15 responses to “Jura

  1. Just lovely! so pleased you are all enjoying your time. And I agree with you Claire, those tomb stones should have been left uncovered. How silly really to cover them. I miss you all.

  2. Oh it sounds like you are both having an idyllic time, and well deserved! we will have to get together so you can tell us all about it, although your blogs are so colourful, I feel as though I am there….not at all ‘grey’….
    Augmented Reality (AR) presentation went fabulously well, happy to discuss further. Even had a commendation! amazing!!!!
    Give us a shout when you are home.
    Good luck with the continuing ‘recall’ commands, maybe better treats required?
    Love us both
    H & R

  3. Remarkable! Simply delightful! I also very much appreciate how you professionally approach your work as a historian! In 500 years, historians shall have a treasure trove of information with all these millions of blogs and images! This period of time is probably the first ever of really being able to obtain a rich contextual view from the “common folk” across culture, geography, and generations!

    • Thank you. In 500 years how will historians select from all the images and words to write their tales? I suspect a plethora of information will be the equivalent as a relative dearth in terms of the fictive process of telling stories about what has happened. But you are right it will be nice to have stories that actually include ‘common folk’.

      • By then they’ll have quantum modelling techniques that will probably recreate holographic representations – folks will be able to “relive” any of our mundane lives…and get a good laugh at the things that affected us so…
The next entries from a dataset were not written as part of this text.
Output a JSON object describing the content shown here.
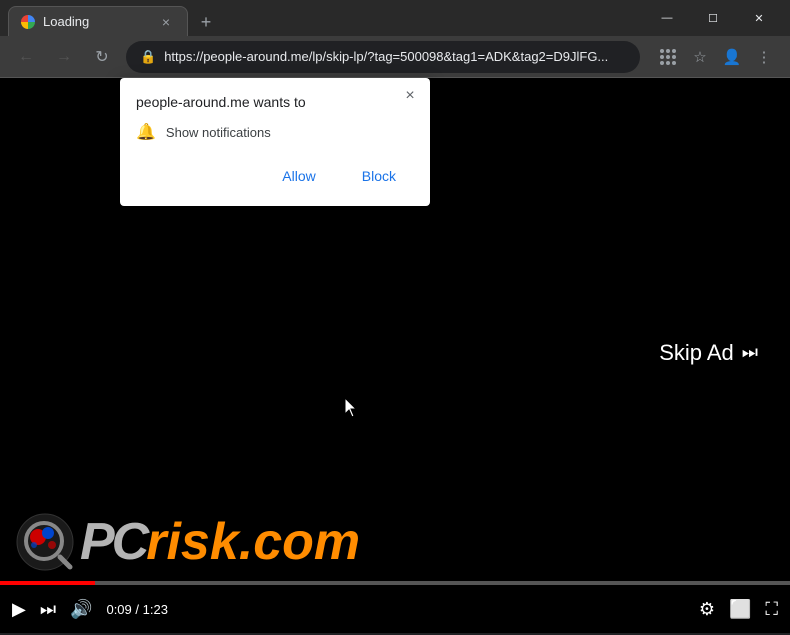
{
  "browser": {
    "tab": {
      "title": "Loading",
      "favicon_label": "chrome-favicon"
    },
    "window_controls": {
      "minimize": "—",
      "maximize": "☐",
      "close": "✕"
    },
    "nav": {
      "back": "←",
      "forward": "→",
      "refresh": "↻"
    },
    "url": "https://people-around.me/lp/skip-lp/?tag=500098&tag1=ADK&tag2=D9JlFG...",
    "url_short": "https://people-around.me/lp/skip-lp/?tag=500098&tag1=ADK&tag2=D9JlFG..."
  },
  "popup": {
    "title": "people-around.me wants to",
    "permission": "Show notifications",
    "close_label": "×",
    "allow_label": "Allow",
    "block_label": "Block"
  },
  "video": {
    "skip_ad_label": "Skip Ad",
    "watermark_pc": "PC",
    "watermark_risk": "risk",
    "watermark_dot": ".",
    "watermark_com": "com",
    "time_current": "0:09",
    "time_total": "1:23",
    "time_separator": " / "
  },
  "controls": {
    "play": "▶",
    "next": "⏭",
    "volume": "🔊",
    "settings": "⚙",
    "miniplayer": "⬜",
    "fullscreen": "⛶"
  }
}
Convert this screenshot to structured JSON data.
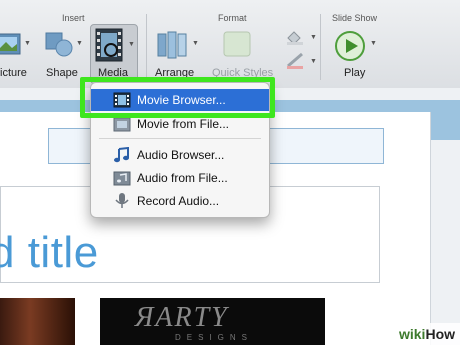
{
  "ribbon": {
    "groups": {
      "insert": "Insert",
      "format": "Format",
      "slide_show": "Slide Show"
    },
    "buttons": {
      "picture": "icture",
      "shape": "Shape",
      "media": "Media",
      "arrange": "Arrange",
      "quick_styles": "Quick Styles",
      "play": "Play"
    }
  },
  "media_menu": {
    "items": [
      {
        "label": "Movie Browser...",
        "icon": "film-strip-icon",
        "selected": true
      },
      {
        "label": "Movie from File...",
        "icon": "movie-file-icon",
        "selected": false
      },
      {
        "label": "Audio Browser...",
        "icon": "music-note-icon",
        "selected": false
      },
      {
        "label": "Audio from File...",
        "icon": "audio-file-icon",
        "selected": false
      },
      {
        "label": "Record Audio...",
        "icon": "microphone-icon",
        "selected": false
      }
    ]
  },
  "slide": {
    "title_fragment": "d title",
    "logo_text": "ЯARTY",
    "logo_sub": "DESIGNS"
  },
  "watermark": {
    "part1": "wiki",
    "part2": "How"
  },
  "colors": {
    "highlight_green": "#3ee61e",
    "selection_blue": "#2c6fd6",
    "title_blue": "#4a9ad6"
  }
}
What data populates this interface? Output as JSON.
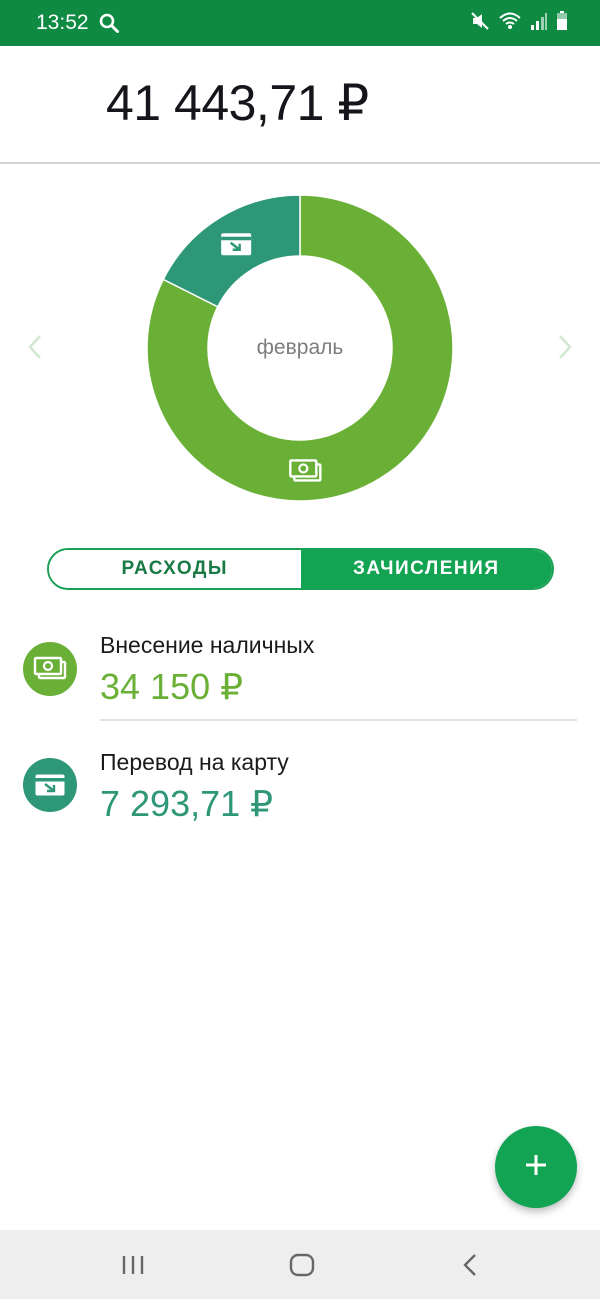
{
  "status_bar": {
    "time": "13:52",
    "background": "#0e8a43",
    "icons": [
      "search-icon",
      "mute-icon",
      "wifi-icon",
      "signal-icon",
      "battery-icon"
    ]
  },
  "balance": {
    "value": "41 443,71 ₽"
  },
  "chart": {
    "month": "февраль",
    "prev_icon": "chevron-left-icon",
    "next_icon": "chevron-right-icon"
  },
  "chart_data": {
    "type": "pie",
    "center_label": "февраль",
    "slices": [
      {
        "name": "Внесение наличных",
        "value": 34150,
        "color": "#6ab036",
        "icon": "cash-icon"
      },
      {
        "name": "Перевод на карту",
        "value": 7293.71,
        "color": "#2e9777",
        "icon": "card-transfer-icon"
      }
    ]
  },
  "tabs": {
    "expenses": "РАСХОДЫ",
    "income": "ЗАЧИСЛЕНИЯ",
    "active": "income"
  },
  "items": [
    {
      "title": "Внесение наличных",
      "amount": "34 150 ₽",
      "icon": "cash-icon",
      "color": "#6ab036"
    },
    {
      "title": "Перевод на карту",
      "amount": "7 293,71 ₽",
      "icon": "card-transfer-icon",
      "color": "#2e9777"
    }
  ],
  "fab": {
    "icon": "plus-icon"
  },
  "nav_bar": {
    "icons": [
      "recents-icon",
      "home-icon",
      "back-icon"
    ]
  },
  "colors": {
    "accent": "#12a353",
    "cash": "#6ab036",
    "transfer": "#2e9777"
  }
}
  4. Wonderful stories, beautiful land and love your version of history and historical sites and agree, of course. Also love that Daisy Dog was being true to her nature but still willing to cooperate even if reluctantly. So-o-o glad you are writing this blog and sending posts from your times away. Helps open up my little world here. Thank you. Love you.

  5. I can’t tell you how much I wish I had been there to join you and James and dogs. I have a dram or two of Jura whiskey (also for medicinal purposes of course) a couple times a month. Of all the single malts I can find here in Asheville, North Carolina, (and within my price range…) Jura is my favorite. The misty mystery of the islands you captured beautifully in your photos. Reminds me of some of the trips of discovery I made around Brittany while living there in the ’70s. And boo to glass over tombstones!

    • You will have to come and visit us and we can drink whisky and talk about beautiful places! We bought some Jura whisky from the distillery and will save it for when you come. Before the campsite we used to travel to France in our old VW camper van – we often went to Brittany or the Charente-Maritime region further south on the Atlantic. I love Brittany – definitely a similar coastline to here, lovely seafood, and often misty.